Where does hugo get its landing page from?

I am new to hugo and wanting to learn at least a few basic things. So, I decided to Quick start and get things going.

However, my question is not on what file to edit to add new material (that information) is there, but on how a html file is created that takes the markdown file? What files do hugo look at, in a theme or elsewhere, to decide how to, for instance, format or lay out the different pieces to come up with as a landing page?

I found the following slow start: however, it does not really answer the question.

My question is not on the files to be edited for content, but where the “hugo renderer” ge its style from.

Any pointers here for my question? Many thanks!

In a simplistic implementation…

  1. Hugo grabs your text and metadata from the content file in the content directory.
  2. It picks a template from the layouts directory based on a predefined lookup order.
  3. It wraps that template inside a baseof.html shell.
  4. It processes related assets such as CSS, JS, and images.
  5. It compiles these pieces into a final HTML file saved in the public directory.

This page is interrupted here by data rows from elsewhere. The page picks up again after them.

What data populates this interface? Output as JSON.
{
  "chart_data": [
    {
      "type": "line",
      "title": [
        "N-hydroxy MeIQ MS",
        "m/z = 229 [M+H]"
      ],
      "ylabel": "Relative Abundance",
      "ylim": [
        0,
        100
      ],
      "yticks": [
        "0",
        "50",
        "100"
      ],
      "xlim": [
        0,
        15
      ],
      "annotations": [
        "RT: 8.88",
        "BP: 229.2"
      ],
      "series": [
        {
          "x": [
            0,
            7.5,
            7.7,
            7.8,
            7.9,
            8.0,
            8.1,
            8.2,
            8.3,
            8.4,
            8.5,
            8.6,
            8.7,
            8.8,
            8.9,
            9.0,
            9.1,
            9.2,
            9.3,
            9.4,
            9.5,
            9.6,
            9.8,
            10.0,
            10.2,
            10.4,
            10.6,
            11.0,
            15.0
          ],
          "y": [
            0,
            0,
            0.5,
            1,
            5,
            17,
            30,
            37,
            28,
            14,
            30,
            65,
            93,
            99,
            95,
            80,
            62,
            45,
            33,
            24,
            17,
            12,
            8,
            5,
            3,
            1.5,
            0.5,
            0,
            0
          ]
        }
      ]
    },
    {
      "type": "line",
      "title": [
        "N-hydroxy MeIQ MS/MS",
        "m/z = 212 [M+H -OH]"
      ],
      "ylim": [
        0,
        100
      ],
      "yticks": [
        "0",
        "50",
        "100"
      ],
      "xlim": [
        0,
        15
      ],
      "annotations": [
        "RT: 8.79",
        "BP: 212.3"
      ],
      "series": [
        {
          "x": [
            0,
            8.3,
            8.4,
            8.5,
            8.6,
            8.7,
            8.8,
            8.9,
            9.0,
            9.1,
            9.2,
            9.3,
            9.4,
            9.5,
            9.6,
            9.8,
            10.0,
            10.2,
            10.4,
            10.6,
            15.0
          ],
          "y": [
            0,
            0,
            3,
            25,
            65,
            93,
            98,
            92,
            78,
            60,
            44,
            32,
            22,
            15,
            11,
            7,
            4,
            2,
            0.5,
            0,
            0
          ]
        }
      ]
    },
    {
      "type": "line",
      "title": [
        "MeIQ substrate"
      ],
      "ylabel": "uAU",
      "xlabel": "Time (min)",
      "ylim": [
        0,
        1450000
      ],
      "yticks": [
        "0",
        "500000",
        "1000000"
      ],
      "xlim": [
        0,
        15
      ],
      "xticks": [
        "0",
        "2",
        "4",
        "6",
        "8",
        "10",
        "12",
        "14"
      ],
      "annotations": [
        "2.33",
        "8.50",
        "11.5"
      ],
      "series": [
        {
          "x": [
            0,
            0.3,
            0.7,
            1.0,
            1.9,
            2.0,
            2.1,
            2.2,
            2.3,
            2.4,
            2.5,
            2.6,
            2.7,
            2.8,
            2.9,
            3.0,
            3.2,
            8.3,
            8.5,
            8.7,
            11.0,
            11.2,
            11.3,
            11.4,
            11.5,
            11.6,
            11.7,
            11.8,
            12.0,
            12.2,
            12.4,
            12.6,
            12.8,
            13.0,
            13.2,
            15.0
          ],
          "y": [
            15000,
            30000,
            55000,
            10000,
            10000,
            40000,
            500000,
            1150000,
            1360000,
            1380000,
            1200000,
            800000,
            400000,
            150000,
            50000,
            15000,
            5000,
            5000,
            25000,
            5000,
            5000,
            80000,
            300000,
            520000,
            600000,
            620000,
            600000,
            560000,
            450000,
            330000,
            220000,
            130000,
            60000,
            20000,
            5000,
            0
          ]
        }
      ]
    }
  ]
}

For foundational questions like this, AI assistants like Gemini or ChatGPT are actually great resources for getting quick, clear breakdowns.

Thank you! Assuming that the questons have been asked multiple times, AI tools are fine, no doubt, but they are also good at someimes making stuff up.

But my question was not really answered there,

From what I understood, the baseof.htmlinside the ananke theme (say) is what is looked at. But isn’t this file the base template for all files. How does it know where to get the landing page from?

Is the home the same as a landing page?

Template types

Introduction to templating I guess I should also look into this so see what the baseof file syntax stands for? It is not the usual html (or at least is more advanced than what I am used to).

Btw, I am just curious, but there is code here for TOML, YAML and JSON as examples, but the MD area appears to be missing: for example, Introduction to templating in contacts/annual-conference.md?

Thank you again!

content/_index.md

Hugo asks, “What is the page kind?” → home
Hugo asks, “Which template type should I use?” → home falling back to list
Hugo asks, “Based on the define actions in this template, should I wrap it in a base template?” → yes

Reference:

1 Like

the lookup order is what makes hugo tick once you understand it — and it genuinely does click all at once when it does.

the really short version: hugo takes your content (the markdown file), picks a template from your layouts directory, and wraps the whole thing in baseof.html. the CSS and JS come from wherever your theme links them — usually from an assets folder processed through Hugo Pipes, or just static files in static/.

the key file to understand first is layouts/_default/baseof.html. it’s the skeleton of every page. then you’ve got layouts/_default/single.html for individual posts and layouts/_default/list.html for index/listing pages. those slot into baseof.html using the {{ block "main" . }} / {{ end }} pattern.

what tripped me up early on was thinking the theme handled all of this magically. it does — but in a really transparent way. if you open the theme folder and look at its layouts/ directory, you’ll see the exact same file structure. your site’s layouts/ directory overrides anything in the theme, file by file. so if you want to change how a single post renders, you just copy themes/yourtheme/layouts/_default/single.html to layouts/_default/single.html and edit from there.

the hugo docs page on template lookup order is worth bookmarking — it shows the exact priority order hugo uses to pick templates.

hope that helps! once you’ve got the baseof → single/list pattern in your head it all starts to make sense.